High Glucocorticoid Dependency and Limited Therapeutic Response in Japanese Patients with VEXAS Syndrome: A Multicentre Retrospective Study.

Abstract

Objectives: VEXAS (vacuoles, E1 enzyme, X-linked, autoinflammatory, somatic) syndrome is an autoinflammatory disease caused by somatic variants of the UBA1 gene. Due to uncertainty around treatment strategies and limited therapeutic options, this study aimed to characterize the clinical treatment and outcomes of VEXAS syndrome patients in Japan.

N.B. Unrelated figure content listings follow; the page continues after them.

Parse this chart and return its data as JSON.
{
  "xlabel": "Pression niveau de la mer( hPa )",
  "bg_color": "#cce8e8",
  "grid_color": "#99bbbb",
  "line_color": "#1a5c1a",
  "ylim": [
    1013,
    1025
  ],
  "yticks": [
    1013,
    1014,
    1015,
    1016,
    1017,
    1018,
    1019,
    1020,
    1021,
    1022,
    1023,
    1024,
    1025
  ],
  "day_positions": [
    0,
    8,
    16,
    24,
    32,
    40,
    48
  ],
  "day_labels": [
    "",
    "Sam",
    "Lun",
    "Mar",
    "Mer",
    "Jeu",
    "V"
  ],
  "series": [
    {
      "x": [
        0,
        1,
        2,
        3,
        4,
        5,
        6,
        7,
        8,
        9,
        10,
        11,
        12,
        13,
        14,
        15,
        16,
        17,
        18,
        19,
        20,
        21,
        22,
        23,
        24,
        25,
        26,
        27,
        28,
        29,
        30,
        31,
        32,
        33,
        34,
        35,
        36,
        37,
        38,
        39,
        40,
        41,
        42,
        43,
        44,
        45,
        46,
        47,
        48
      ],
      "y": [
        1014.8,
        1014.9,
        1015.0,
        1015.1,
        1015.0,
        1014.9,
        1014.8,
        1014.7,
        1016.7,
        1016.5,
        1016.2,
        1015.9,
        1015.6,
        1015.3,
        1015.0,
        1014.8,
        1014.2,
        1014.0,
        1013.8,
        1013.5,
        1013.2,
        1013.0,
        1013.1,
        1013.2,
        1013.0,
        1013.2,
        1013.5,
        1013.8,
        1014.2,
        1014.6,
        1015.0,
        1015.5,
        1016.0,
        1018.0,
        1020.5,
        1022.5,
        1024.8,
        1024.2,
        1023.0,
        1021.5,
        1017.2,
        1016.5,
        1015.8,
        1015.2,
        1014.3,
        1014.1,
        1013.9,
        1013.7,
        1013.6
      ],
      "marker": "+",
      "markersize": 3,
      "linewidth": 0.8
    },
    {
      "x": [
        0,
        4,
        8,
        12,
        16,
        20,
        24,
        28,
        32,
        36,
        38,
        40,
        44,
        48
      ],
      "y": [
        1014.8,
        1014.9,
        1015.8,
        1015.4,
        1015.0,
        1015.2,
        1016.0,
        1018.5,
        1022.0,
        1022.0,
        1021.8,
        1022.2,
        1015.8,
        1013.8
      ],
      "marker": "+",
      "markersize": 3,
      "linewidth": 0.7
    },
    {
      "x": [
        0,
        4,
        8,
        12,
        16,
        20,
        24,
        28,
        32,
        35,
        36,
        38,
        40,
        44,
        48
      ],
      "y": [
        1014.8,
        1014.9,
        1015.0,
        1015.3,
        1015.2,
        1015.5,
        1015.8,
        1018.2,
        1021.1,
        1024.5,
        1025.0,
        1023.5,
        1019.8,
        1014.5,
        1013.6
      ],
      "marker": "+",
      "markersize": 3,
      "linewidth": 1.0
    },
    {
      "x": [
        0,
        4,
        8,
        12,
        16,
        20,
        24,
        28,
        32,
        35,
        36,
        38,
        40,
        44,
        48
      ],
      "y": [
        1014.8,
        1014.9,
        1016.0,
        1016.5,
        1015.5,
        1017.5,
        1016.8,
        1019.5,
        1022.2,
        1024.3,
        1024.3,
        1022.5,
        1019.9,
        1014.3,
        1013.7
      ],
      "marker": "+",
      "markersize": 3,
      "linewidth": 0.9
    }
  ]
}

Methods: We retrospectively analysed data on clinical manifestations, treatments, and outcomes from 46 male patients diagnosed with VEXAS syndrome. Twelve patients at our institution were evaluated for remission using the French VEXAS group criteria.

Results: All patients (median age at onset: 71.4 years) received systemic glucocorticoid therapy (mean maximum dose: 47.4 mg/day; mean minimum dose: 8.5 mg/day). Most patients required continuous glucocorticoid treatment of ≥10 mg/day, and tapering was generally difficult. Among the patients followed at our institution, only 42% (5/12) achieved complete remission at least once during follow-up. Tocilizumab was the most frequently administered immunosuppressant (n = 24, 52.2%); Janus kinase inhibitors and azacitidine, reported to be effective overseas, were prescribed in only three and two cases, respectively.

Conclusions: This study highlights the difficulty of treating patients with VEXAS syndrome in Japan. The development of more effective treatments is urgently needed to reduce glucocorticoid dependence and improve patient outcomes.